Risks are significant. The acquisition is subject to regulatory reviews, notably the Antitrust Division under Hart-Scott-Rodino, and potential delays in closing could disrupt guidance. Integration challenges, especially combining product lines and reorganizing manufacturing, could hamper synergy capture. Meanwhile, the divested operations have been core to CMCO’s legacy business, and workforce transitions may complicate operations, potentially affecting customer relationships. Open questions around revenue synergies, not yet quantified, also remain. Investor focus will likely be on execution (regulatory, cost savings, integration), the impact on GAAP EPS (expected to be dilutive in FY 2026), and how quickly leverage can fall below 4.0x net debt/EBITDA by end FY 2028.
Supporting Notes
- CMCO will acquire Kito Crosby from KKR in an all-cash transaction valued at $2.7 billion, subject to post-closing adjustments and regulatory approvals.
- Kito Crosby in 2024 generated ~$1.1 billion in revenue via its global channel network, with ~4,000 employees across multiple plants in ~50+ countries.

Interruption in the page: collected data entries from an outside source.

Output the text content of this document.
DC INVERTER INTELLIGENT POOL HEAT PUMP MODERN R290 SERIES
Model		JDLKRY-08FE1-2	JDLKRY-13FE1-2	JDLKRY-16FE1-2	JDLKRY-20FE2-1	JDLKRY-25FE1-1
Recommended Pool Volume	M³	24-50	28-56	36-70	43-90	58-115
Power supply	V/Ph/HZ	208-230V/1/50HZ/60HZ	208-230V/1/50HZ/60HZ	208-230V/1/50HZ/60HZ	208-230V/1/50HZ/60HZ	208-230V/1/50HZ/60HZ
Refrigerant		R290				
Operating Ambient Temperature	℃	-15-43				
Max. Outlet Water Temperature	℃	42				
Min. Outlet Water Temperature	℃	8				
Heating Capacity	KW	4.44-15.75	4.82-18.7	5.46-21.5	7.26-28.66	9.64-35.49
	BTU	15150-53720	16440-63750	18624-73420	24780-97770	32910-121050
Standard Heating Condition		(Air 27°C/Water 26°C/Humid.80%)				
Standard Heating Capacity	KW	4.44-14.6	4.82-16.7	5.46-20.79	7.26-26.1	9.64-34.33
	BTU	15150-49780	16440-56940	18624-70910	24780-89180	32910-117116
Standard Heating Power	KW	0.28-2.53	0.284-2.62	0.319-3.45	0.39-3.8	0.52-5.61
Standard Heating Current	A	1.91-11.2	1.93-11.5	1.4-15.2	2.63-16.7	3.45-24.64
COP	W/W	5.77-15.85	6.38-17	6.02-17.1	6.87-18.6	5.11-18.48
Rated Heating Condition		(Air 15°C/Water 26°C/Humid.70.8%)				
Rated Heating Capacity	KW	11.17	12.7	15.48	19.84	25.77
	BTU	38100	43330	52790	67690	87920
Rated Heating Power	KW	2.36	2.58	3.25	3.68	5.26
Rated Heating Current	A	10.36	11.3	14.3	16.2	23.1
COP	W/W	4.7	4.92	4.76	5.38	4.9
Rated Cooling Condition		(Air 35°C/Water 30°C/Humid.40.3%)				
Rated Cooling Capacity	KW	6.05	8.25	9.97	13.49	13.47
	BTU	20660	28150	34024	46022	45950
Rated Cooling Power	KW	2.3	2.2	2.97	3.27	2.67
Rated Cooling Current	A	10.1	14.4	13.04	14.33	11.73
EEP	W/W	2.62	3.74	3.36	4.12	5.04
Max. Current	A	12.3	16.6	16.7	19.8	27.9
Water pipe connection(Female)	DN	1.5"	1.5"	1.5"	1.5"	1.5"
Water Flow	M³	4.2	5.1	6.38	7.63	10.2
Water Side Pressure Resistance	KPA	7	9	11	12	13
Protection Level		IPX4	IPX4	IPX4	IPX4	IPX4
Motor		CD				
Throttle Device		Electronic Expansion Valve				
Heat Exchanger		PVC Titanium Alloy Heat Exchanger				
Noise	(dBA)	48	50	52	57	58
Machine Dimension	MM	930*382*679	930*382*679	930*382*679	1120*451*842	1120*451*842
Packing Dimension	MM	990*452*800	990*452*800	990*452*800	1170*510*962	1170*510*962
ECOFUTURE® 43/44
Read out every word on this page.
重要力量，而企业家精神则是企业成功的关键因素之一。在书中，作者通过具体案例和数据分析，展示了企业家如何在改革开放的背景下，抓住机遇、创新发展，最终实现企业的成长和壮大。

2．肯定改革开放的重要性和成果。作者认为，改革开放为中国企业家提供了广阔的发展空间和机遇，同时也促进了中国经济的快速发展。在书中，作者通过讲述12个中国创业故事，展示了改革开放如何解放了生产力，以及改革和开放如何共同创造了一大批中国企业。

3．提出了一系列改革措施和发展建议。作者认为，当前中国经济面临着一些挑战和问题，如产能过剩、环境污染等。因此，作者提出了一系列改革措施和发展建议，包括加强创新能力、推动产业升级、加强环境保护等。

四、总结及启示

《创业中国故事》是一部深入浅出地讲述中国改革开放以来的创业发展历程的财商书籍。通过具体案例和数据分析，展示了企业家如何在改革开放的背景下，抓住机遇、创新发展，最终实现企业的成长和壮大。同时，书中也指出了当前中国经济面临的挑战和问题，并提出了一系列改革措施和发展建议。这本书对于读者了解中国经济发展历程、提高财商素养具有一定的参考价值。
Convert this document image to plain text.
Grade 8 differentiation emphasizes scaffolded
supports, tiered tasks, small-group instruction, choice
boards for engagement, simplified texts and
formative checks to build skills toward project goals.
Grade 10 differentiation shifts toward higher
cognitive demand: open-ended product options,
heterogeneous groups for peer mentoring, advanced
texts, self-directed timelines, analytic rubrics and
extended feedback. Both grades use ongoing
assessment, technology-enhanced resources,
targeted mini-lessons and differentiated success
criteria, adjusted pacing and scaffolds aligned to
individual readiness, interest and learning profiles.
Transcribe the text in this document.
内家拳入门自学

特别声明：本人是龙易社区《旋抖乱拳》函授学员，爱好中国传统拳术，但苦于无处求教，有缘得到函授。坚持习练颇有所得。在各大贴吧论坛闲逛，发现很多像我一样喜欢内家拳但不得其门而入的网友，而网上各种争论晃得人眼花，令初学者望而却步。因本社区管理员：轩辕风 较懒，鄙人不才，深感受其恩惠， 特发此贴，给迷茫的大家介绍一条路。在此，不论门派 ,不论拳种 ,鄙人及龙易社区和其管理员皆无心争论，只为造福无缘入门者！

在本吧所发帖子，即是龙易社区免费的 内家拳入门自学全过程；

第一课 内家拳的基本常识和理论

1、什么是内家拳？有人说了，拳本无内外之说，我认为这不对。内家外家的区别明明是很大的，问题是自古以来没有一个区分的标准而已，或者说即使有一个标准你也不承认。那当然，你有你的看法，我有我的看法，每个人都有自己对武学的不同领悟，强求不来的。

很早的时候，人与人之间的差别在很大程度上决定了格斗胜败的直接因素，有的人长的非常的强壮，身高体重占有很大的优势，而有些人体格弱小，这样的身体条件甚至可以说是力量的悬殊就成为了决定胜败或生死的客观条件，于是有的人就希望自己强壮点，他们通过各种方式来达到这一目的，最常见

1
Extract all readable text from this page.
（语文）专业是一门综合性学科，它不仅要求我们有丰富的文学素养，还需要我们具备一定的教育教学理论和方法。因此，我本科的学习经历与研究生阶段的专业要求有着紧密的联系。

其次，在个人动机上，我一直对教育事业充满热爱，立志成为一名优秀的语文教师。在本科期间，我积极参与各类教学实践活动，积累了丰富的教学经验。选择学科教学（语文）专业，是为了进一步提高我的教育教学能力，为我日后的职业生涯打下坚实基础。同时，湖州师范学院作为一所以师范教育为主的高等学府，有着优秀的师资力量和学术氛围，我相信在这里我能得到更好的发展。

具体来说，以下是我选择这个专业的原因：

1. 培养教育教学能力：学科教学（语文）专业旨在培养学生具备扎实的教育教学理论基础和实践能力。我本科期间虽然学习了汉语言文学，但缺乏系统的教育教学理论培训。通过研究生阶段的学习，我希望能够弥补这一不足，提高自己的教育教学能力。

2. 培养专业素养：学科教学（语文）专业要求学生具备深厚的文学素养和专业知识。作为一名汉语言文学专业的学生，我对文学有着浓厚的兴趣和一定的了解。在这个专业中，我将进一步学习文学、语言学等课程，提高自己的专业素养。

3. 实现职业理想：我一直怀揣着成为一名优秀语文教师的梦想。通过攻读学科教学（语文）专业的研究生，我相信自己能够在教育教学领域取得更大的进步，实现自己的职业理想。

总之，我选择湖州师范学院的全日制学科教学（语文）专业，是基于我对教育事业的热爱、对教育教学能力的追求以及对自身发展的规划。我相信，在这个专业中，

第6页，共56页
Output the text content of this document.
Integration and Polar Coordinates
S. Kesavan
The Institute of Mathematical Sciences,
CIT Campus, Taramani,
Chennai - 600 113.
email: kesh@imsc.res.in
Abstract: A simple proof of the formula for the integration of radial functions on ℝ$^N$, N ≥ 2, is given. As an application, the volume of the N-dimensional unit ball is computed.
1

- Funding of the deal includes $3.05 billion in committed debt from JPMorgan (including $500 million revolving credit facility) plus $800 million perpetual convertible preferred equity from CD&R; CD&R to get ~40-42% of shares as converted.
- Annual net run-rate cost synergies estimated at $70 million; combined adjusted EBITDA margin (synergy‐adjusted) expected to be mid-20s percent.
- Divestiture: U.S. power chain hoist and chain manufacturing operations (Damascus, VA; Lexington, TN) sold to Pacific Avenue Capital Partners affiliate for $210 million plus earn-out up to $25 million.
- Cash proceeds from divestiture approximately $160 million (after ~$50 million in taxes and transaction costs), to be used for reducing acquisition‐related debt.
- Pro forma FY 2026 outlook includes net sales of $2.00-2.05 billion and Adjusted EBITDA of $440-460 million, assuming both transactions closed April 1, 2025.
- Expected GAAP EPS dilution in FY 2026 due to transaction expenses, purchase accounting adjustments, integration costs.
- Primary capital allocation priority post‐closing: debt reduction; target Net Leverage Ratio below 4.0x by end FY 2028.